2 - Generico il secondo motivo di ricorso che omettono di indicare quali aspetti e quali valutazioni complessive in ordine ai fatti contestati formano oggetto di critica.
Inammissibile anche la terza ragione di doglianza: a fronte della valutazione giudiziale della recidiva reiterata, giustificata dalla considerazione dei precedenti penali dell'imputato significativi della sua tendenza a reiterare le condotte criminose dello steso tipo, il ricorrente richiama solo il potere facoltativo del giudice di escluderla e del tutto genericamente la funzione risocializzatrice della pena.
Manifestamente infondato, invece il primo motivo di ricorso. L'imputato si è reso responsabile, insieme ad altra persona minorenne, dell' incendio di tre autovetture,rinvenute vicine ad un fossato in luogo isolato, due oggetto di furto, la terza non meglio identificata al fine di ricavare materiale ferroso dalla combustione. Ora nel fatto, come interpretato dallo stesso imputato, è insita la finalità di impedire l'accertamento della provenienza del materiale di cui, dopo la sua trasformazione, intendeva impossessarsi. Ed è noto che il delitto di riciclaggio si distingue da quello di ricettazione in relazione all'elemento materiale, che si caratterizza nel primo per l'idoneità della condotta ad ostacolare l'identificazione della provenienza del bene, e in relazione all'elemento soggettivo, che consiste nel primo nel dolo generico, mentre nella ricettazione fa riferimento al dolo specifico dello scopo di lucro.
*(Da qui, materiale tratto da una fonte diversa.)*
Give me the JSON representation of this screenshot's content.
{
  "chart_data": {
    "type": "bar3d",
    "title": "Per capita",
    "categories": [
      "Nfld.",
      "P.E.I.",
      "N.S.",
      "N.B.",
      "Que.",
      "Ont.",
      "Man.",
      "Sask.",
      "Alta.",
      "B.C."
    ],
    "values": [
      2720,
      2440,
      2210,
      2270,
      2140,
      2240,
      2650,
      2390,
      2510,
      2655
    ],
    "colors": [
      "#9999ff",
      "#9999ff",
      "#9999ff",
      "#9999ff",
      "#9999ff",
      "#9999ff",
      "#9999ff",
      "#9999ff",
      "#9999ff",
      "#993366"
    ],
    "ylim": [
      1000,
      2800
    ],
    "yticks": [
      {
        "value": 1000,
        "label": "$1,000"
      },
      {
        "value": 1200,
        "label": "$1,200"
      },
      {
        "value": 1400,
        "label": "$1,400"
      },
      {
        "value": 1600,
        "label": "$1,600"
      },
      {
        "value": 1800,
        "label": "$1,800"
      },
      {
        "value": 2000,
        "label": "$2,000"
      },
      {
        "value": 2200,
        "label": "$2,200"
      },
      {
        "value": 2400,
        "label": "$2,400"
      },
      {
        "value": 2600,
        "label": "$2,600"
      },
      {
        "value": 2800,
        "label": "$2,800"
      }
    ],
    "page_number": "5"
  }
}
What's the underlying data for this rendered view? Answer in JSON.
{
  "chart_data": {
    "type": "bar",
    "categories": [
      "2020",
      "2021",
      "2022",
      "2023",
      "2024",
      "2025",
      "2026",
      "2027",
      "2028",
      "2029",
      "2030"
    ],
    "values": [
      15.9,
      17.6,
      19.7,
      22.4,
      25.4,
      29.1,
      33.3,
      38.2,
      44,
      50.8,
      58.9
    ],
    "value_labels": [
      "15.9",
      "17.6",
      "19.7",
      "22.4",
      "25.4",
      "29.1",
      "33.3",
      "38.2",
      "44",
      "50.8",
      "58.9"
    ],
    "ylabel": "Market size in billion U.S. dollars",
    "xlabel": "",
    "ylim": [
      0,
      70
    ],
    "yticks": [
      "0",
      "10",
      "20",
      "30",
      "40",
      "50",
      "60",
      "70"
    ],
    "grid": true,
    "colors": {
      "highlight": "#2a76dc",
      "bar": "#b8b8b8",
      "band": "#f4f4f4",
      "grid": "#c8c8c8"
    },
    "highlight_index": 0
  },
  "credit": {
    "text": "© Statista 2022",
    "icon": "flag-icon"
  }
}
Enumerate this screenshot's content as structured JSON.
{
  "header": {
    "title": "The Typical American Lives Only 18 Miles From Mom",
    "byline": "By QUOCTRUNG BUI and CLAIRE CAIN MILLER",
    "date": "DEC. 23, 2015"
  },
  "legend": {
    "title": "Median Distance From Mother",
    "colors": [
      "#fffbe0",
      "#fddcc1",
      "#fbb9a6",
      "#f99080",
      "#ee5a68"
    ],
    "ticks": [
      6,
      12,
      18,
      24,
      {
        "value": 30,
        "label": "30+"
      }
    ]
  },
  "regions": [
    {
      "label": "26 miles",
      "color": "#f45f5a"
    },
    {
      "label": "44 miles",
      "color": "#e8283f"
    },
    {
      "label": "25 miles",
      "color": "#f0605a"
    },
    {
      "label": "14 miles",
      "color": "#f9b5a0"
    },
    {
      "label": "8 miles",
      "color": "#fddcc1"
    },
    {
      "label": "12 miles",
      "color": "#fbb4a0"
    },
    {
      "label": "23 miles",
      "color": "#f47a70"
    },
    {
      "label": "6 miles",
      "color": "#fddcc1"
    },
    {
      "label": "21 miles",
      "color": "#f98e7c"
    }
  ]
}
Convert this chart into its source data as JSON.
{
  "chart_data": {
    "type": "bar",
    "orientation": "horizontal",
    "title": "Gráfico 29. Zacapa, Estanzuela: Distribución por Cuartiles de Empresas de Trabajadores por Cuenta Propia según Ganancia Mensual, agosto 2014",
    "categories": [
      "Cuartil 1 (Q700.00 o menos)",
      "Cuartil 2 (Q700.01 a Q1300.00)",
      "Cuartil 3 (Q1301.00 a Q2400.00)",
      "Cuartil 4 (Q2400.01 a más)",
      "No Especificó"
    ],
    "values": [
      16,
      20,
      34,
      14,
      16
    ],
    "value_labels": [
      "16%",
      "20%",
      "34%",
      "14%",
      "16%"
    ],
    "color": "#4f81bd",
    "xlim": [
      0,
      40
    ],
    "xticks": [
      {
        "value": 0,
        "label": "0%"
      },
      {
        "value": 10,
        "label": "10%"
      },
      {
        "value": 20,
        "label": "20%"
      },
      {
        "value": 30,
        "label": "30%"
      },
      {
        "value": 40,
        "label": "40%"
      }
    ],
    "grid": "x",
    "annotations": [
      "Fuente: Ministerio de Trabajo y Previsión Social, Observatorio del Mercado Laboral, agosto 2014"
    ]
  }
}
Nel caso di specie lo scopo di lucro è certamente presente ,ma in via succedanea a quello generico di trasformazione della cosa per impedirne la identificazione, e correlato ad una condotta materiale solo divisata e programmata per l'esecuzione dopo la prioritaria, in senso temporale e logico, condotta costitutiva del delitto ex art. 648 bis c.p.. Il ricorso va dichiarato, pertanto, inammissibile ed alla declaratoria di inammissibilità consegue la condanna del ricorrente al pagamento delle spese del procedimento nonché di una somma in favore della Cassa delle ammende, somma che si stima equo determinare in Euro 1000,00.
P.Q.M.
la Corte dichiara inammissibile il ricorso e condanna il ricorrente al pagamento delle spese processuali e della somma di Euro 1000,00 in favore della Cassa delle ammende.
Così deciso in Roma, il 13 novembre 2013.